Please place your name(s) in the upper-right corner.
On Monday you learned how to write a nested loop to vary
parameters across simulations. I’d like for you to write R code for `a
nested loop to determine the volume (in, say, units of cm) of a cuboid,
\(V = lwh\), varying the length 0.1–1,
width 10–20, and height 1–10.
Consider the case of commensalism where one species benefits and
the other isn’t effected: \[
\begin{align}
\frac{\mathrm{d}N_1}{\mathrm{d}t} = r_1N_1\left(\frac{K_1 - N_1 + \alpha
_{12}N_2}{K_1}\right)\\
\frac{\mathrm{d}N_2}{\mathrm{d}t} = r_2N_2\left(\frac{K_2 - N_2 +
0N_1}{K_2}\right).
\end{align}
\]
Please find the nullclines and plot them. What are the types of
dynamical behaviors we can expect from commensalism?

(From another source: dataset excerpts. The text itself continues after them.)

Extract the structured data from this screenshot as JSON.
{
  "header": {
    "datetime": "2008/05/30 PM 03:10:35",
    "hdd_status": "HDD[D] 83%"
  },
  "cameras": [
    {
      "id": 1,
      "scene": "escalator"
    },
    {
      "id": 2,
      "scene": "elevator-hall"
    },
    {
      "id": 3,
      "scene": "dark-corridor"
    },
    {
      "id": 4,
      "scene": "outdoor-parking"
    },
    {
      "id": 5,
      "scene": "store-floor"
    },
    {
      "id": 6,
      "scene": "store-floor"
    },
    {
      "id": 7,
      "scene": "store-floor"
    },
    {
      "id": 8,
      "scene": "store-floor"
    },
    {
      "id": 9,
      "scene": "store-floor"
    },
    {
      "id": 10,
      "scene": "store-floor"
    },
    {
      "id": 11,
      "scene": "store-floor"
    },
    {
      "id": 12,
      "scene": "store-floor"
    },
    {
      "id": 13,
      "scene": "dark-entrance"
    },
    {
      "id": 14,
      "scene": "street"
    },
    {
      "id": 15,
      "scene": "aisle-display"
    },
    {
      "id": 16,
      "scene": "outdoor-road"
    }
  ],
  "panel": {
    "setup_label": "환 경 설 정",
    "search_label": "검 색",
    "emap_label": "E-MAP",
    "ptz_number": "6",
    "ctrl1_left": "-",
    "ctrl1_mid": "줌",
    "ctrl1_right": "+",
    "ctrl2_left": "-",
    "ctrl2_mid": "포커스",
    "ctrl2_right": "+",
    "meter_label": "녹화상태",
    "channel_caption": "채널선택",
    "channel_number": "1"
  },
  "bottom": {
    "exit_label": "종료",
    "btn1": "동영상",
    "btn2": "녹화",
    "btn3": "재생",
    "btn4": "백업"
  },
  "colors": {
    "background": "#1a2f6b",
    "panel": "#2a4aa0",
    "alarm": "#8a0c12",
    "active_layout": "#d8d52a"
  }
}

Your reading on competition showed that there were 4 different
types of dynamical behaviors: stable coexistence, species 1 outcompetes
species 2 (species 2 goes extinct), species 2 outcompetes species 1
(species 1 goes extinct), and unstable equilibrium where the species
that ultimately outcompetes the other is dependent on the initial
densities. Draw phase planes with the four types of dynamical behaviors
of competition. Label the \(x\) and
\(y\) intercepts of each nullcline and
try to see if you can come up with criteria (i.e., mathematical
inequalities) to determine the dynamical behaviors based on the
parameter values.
If you have time, do the same thing as question 2, but with amensalism where the reciprocal effects are negative and null.